Il termine "resistenza al cambiamento" è impiegato in una pluralità di ambiti disciplinari. Freud, com'è noto, introduce il termine "resistenza" in riferimento alle difficoltà che può incontrare un trattamento psicanalitico per identificare gli atti e i discorsi che il paziente oppone al tentativo di riportare alla coscienza i contenuti dell'inconscio. Più in generale si parla di "resistenza psicologica" come fenomeno che spesso si incontra nella pratica clinica in cui i pazienti direttamente o indirettamente si oppongono al cambiamento del loro comportamento o si rifiutano di discutere, ricordare, o pensare esperienze in merito presumibilmente clinicamente rilevanti.
Negli studi sul cambiamento culturale la resistenza al nuovo è richiamata dal termine "tradizionalismo" che identifica l'adesione a valori o pratiche radicate nella cultura precedente, nonché la militanza attiva per la loro conservazione.

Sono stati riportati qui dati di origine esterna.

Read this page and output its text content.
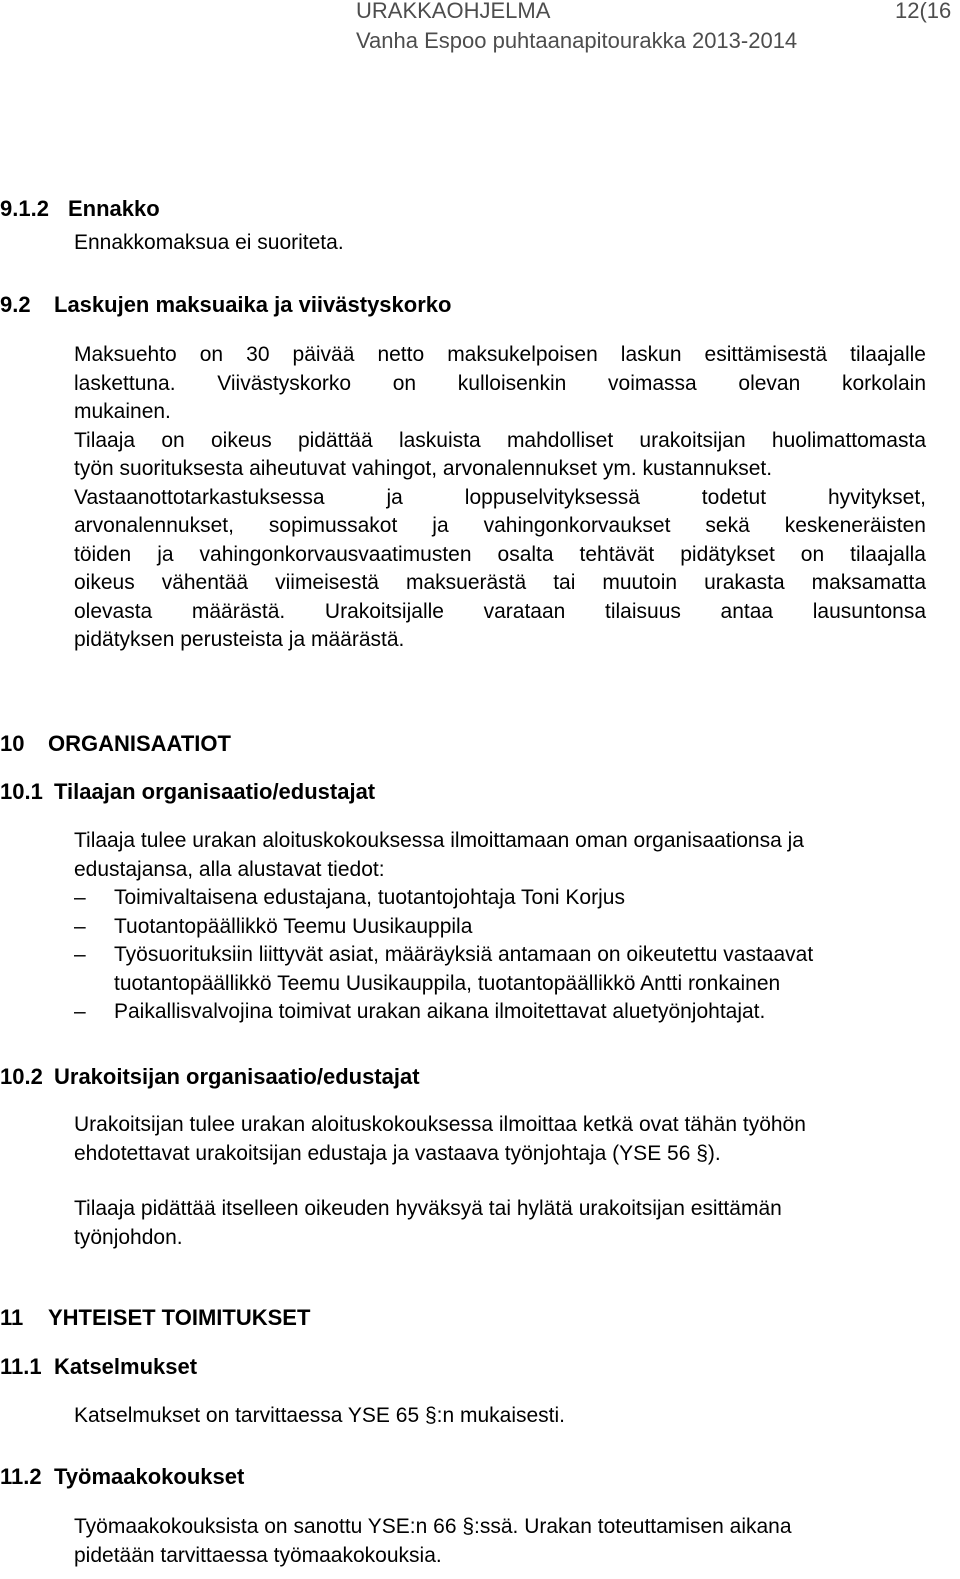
URAKKAOHJELMA	12(16
Vanha Espoo puhtaanapitourakka 2013-2014
9.1.2 Ennakko
Ennakkomaksua ei suoriteta.
9.2 Laskujen maksuaika ja viivästyskorko
Maksuehto on 30 päivää netto maksukelpoisen laskun esittämisestä tilaajalle
laskettuna. Viivästyskorko on kulloisenkin voimassa olevan korkolain
mukainen.
Tilaaja on oikeus pidättää laskuista mahdolliset urakoitsijan huolimattomasta
työn suorituksesta aiheutuvat vahingot, arvonalennukset ym. kustannukset.
Vastaanottotarkastuksessa ja loppuselvityksessä todetut hyvitykset,
arvonalennukset, sopimussakot ja vahingonkorvaukset sekä keskeneräisten
töiden ja vahingonkorvausvaatimusten osalta tehtävät pidätykset on tilaajalla
oikeus vähentää viimeisestä maksuerästä tai muutoin urakasta maksamatta
olevasta määrästä. Urakoitsijalle varataan tilaisuus antaa lausuntonsa
pidätyksen perusteista ja määrästä.
10 ORGANISAATIOT
10.1 Tilaajan organisaatio/edustajat
Tilaaja tulee urakan aloituskokouksessa ilmoittamaan oman organisaationsa ja
edustajansa, alla alustavat tiedot:
– Toimivaltaisena edustajana, tuotantojohtaja Toni Korjus
– Tuotantopäällikkö Teemu Uusikauppila
– Työsuorituksiin liittyvät asiat, määräyksiä antamaan on oikeutettu vastaavat
tuotantopäällikkö Teemu Uusikauppila, tuotantopäällikkö Antti ronkainen
– Paikallisvalvojina toimivat urakan aikana ilmoitettavat aluetyönjohtajat.
10.2 Urakoitsijan organisaatio/edustajat
Urakoitsijan tulee urakan aloituskokouksessa ilmoittaa ketkä ovat tähän työhön
ehdotettavat urakoitsijan edustaja ja vastaava työnjohtaja (YSE 56 §).
Tilaaja pidättää itselleen oikeuden hyväksyä tai hylätä urakoitsijan esittämän
työnjohdon.
11 YHTEISET TOIMITUKSET
11.1 Katselmukset
Katselmukset on tarvittaessa YSE 65 §:n mukaisesti.
11.2 Työmaakokoukset
Työmaakokouksista on sanottu YSE:n 66 §:ssä. Urakan toteuttamisen aikana
pidetään tarvittaessa työmaakokouksia.
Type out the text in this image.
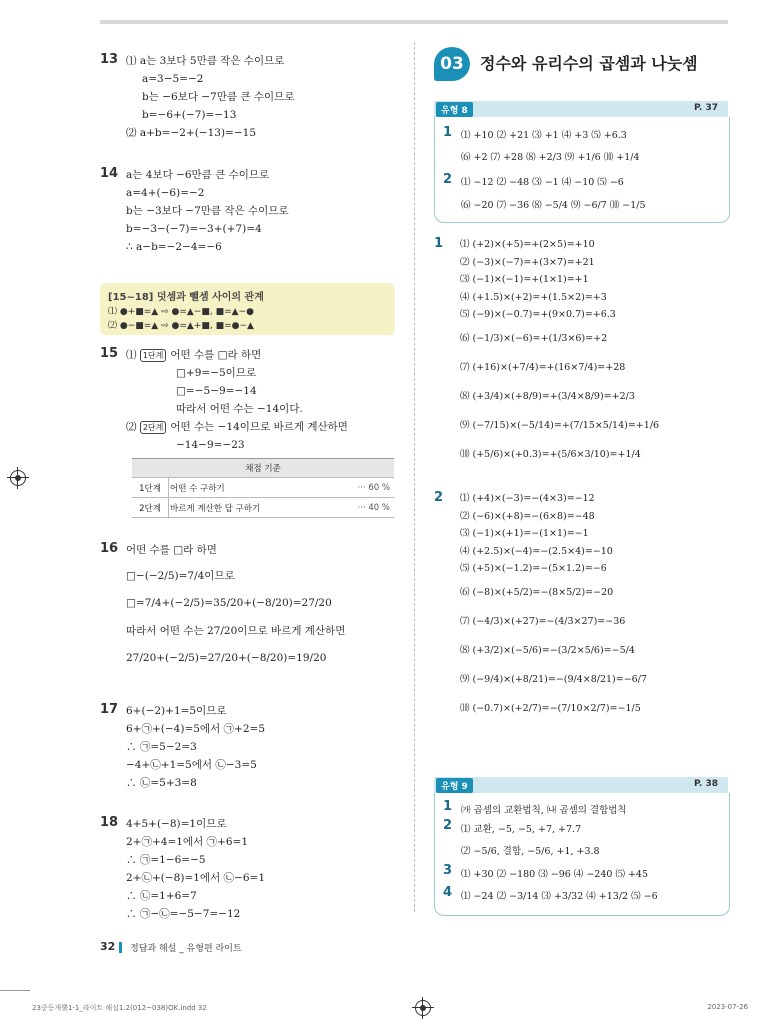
13 ⑴ a는 3보다 5만큼 작은 수이므로
a=3−5=−2
b는 −6보다 −7만큼 큰 수이므로
b=−6+(−7)=−13
⑵ a+b=−2+(−13)=−15
14 a는 4보다 −6만큼 큰 수이므로
a=4+(−6)=−2
b는 −3보다 −7만큼 작은 수이므로
b=−3−(−7)=−3+(+7)=4
∴ a−b=−2−4=−6
[15~18] 덧셈과 뺄셈 사이의 관계
⑴ ●+■=▲ ⇨ ●=▲−■, ■=▲−●
⑵ ●−■=▲ ⇨ ●=▲+■, ■=●−▲
15 ⑴ 1단계 어떤 수를 □라 하면
□+9=−5이므로
□=−5−9=−14
따라서 어떤 수는 −14이다.
⑵ 2단계 어떤 수는 −14이므로 바르게 계산하면
−14−9=−23
채점 기준		
1단계	어떤 수 구하기	··· 60 %
2단계	바르게 계산한 답 구하기	··· 40 %
16 어떤 수를 □라 하면
□−(−2/5)=7/4이므로
□=7/4+(−2/5)=35/20+(−8/20)=27/20
따라서 어떤 수는 27/20이므로 바르게 계산하면
27/20+(−2/5)=27/20+(−8/20)=19/20
17 6+(−2)+1=5이므로
6+㉠+(−4)=5에서 ㉠+2=5
∴ ㉠=5−2=3
−4+㉡+1=5에서 ㉡−3=5
∴ ㉡=5+3=8
18 4+5+(−8)=1이므로
2+㉠+4=1에서 ㉠+6=1
∴ ㉠=1−6=−5
2+㉡+(−8)=1에서 ㉡−6=1
∴ ㉡=1+6=7
∴ ㉠−㉡=−5−7=−12
03	정수와 유리수의 곱셈과 나눗셈
유형 8	P. 37
1 ⑴ +10 ⑵ +21 ⑶ +1 ⑷ +3 ⑸ +6.3
⑹ +2 ⑺ +28 ⑻ +2/3 ⑼ +1/6 ⑽ +1/4
2 ⑴ −12 ⑵ −48 ⑶ −1 ⑷ −10 ⑸ −6
⑹ −20 ⑺ −36 ⑻ −5/4 ⑼ −6/7 ⑽ −1/5
1 ⑴ (+2)×(+5)=+(2×5)=+10
⑵ (−3)×(−7)=+(3×7)=+21
⑶ (−1)×(−1)=+(1×1)=+1
⑷ (+1.5)×(+2)=+(1.5×2)=+3
⑸ (−9)×(−0.7)=+(9×0.7)=+6.3
⑹ (−1/3)×(−6)=+(1/3×6)=+2
⑺ (+16)×(+7/4)=+(16×7/4)=+28
⑻ (+3/4)×(+8/9)=+(3/4×8/9)=+2/3
⑼ (−7/15)×(−5/14)=+(7/15×5/14)=+1/6
⑽ (+5/6)×(+0.3)=+(5/6×3/10)=+1/4
2 ⑴ (+4)×(−3)=−(4×3)=−12
⑵ (−6)×(+8)=−(6×8)=−48
⑶ (−1)×(+1)=−(1×1)=−1
⑷ (+2.5)×(−4)=−(2.5×4)=−10
⑸ (+5)×(−1.2)=−(5×1.2)=−6
⑹ (−8)×(+5/2)=−(8×5/2)=−20
⑺ (−4/3)×(+27)=−(4/3×27)=−36
⑻ (+3/2)×(−5/6)=−(3/2×5/6)=−5/4
⑼ (−9/4)×(+8/21)=−(9/4×8/21)=−6/7
⑽ (−0.7)×(+2/7)=−(7/10×2/7)=−1/5
유형 9	P. 38
1 ㈎ 곱셈의 교환법칙, ㈏ 곱셈의 결합법칙
2 ⑴ 교환, −5, −5, +7, +7.7
⑵ −5/6, 결합, −5/6, +1, +3.8
3 ⑴ +30 ⑵ −180 ⑶ −96 ⑷ −240 ⑸ +45
4 ⑴ −24 ⑵ −3/14 ⑶ +3/32 ⑷ +13/2 ⑸ −6
32	정답과 해설 _ 유형편 라이트
23중등개뿔1-1_라이트 해설1.2(012~038)OK.indd 32	2023-07-26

Negli studi di management il termine identifica le difficoltà di passaggio dalla situazione as is alla situazione to be che si vorrebbe realizzare per migliorare le performance organizzative. Le resistenze ai processi di innovazione (tecnologica, organizzativa, gestionale, ecc.) posso derivare da attori coinvolti che temono conseguenze giudicate negativamente sulla loro vita lavorativa e non intendono affrontare i processi di adeguamento professionale o comportamentale, oppure da attori che non vogliono rinunciare a loro prerogative decisionali, o rifiutano le ragioni e gli assunti valoriali che stanno alla base del cambiamento che si intende realizzare. Si pone allora come problema manageriale che ha trovato ampia trattazione quello della interpretazione, della gestione e del superamento delle resistenze al cambiamento organizzativo.